Confectioner then argues that the negligence-based causes of action focused on FUSD, alleging what FUSD knew or should have known, “do[] not establish triable evidence of each element supported by admissible proof.” However, in this section, 6
Confectioner does not identify any particular cause of action, or show what element of any cause of action is not adequately pled against him. And as noted above, the burden only shifts to plaintiff to produce such evidence once the moving defendant submits evidence negating an essential element of a cause of action. This Confectioner has not done. For some reason in the opposition plaintiff devotes substantial space arguing FUSD’s negligence, which is relevant to the claims against FUSD; not so much against Confectioner. It is unclear why plaintiff opposes Confectioner’s motion for summary judgment with evidence and arguments relating to FUSD’s negligence.
Finally, Confectioner argues,
Plaintiff pleads emotional distress and psychological damage, including anxiety, depression, lack of sleep, humiliation, loss of enjoyment of life, therapy expenses, and wage loss. (SAC W45(c), 47-48, 88, 96, 106, 118, 125, 132.)

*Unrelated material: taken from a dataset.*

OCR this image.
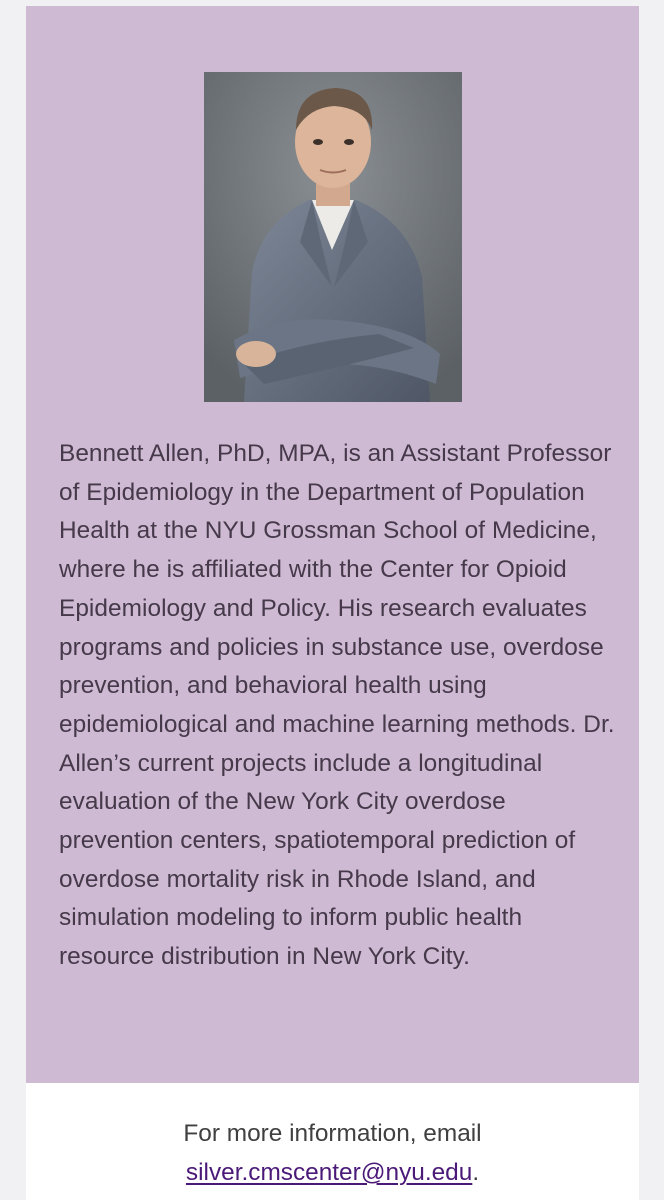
Bennett Allen, PhD, MPA, is an Assistant Professor of Epidemiology in the Department of Population Health at the NYU Grossman School of Medicine, where he is affiliated with the Center for Opioid Epidemiology and Policy. His research evaluates programs and policies in substance use, overdose prevention, and behavioral health using epidemiological and machine learning methods. Dr. Allen’s current projects include a longitudinal evaluation of the New York City overdose prevention centers, spatiotemporal prediction of overdose mortality risk in Rhode Island, and simulation modeling to inform public health resource distribution in New York City.

For more information, email
silver.cmscenter@nyu.edu.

Plaintiff previously alleged substantially similar emotional distress injuries in another lawsuit arising from different alleged conduct (Sacramento County case referenced in Defendant's RJN). Judicial estoppel prevents a party from asserting inconsistent positions in successive proceedings. (Jackson v. County of Los Angeles (1997) 60 Cal.App.4th 171, 183-184; Jogani v. Jogam (2006) 141 Cal.App.4th 158, 169-170.) At minimum, this warrants strict evidentiary control and undermines any attempt to defeat summary judgment through generalized, recycled damages allegations rather than proof tied to admissible facts. (Emphasis added.)
This argument is entirely conclusory. Confectioner does not identify what inconsistent positions were taken in the Sacramento lawsuit. Simply vaguely referencing another lawsuit does not establish anything. Moreover, the argument by its terms shows that res judicata or judicial estoppel does not apply, since Confectioner argues that the Sacramento lawsuit arose from different conduct. Confectioner shows no relevance.
For these reasons the motion is denied.
Pursuant to California Rules of Court, rule 3.1312(a), and Code of Civil Procedure section 1019.5, subdivision (a), no further written order is necessary. The minute order adopting this tentative ruling will serve as the order of the court and service by the clerk will constitute notice of the order.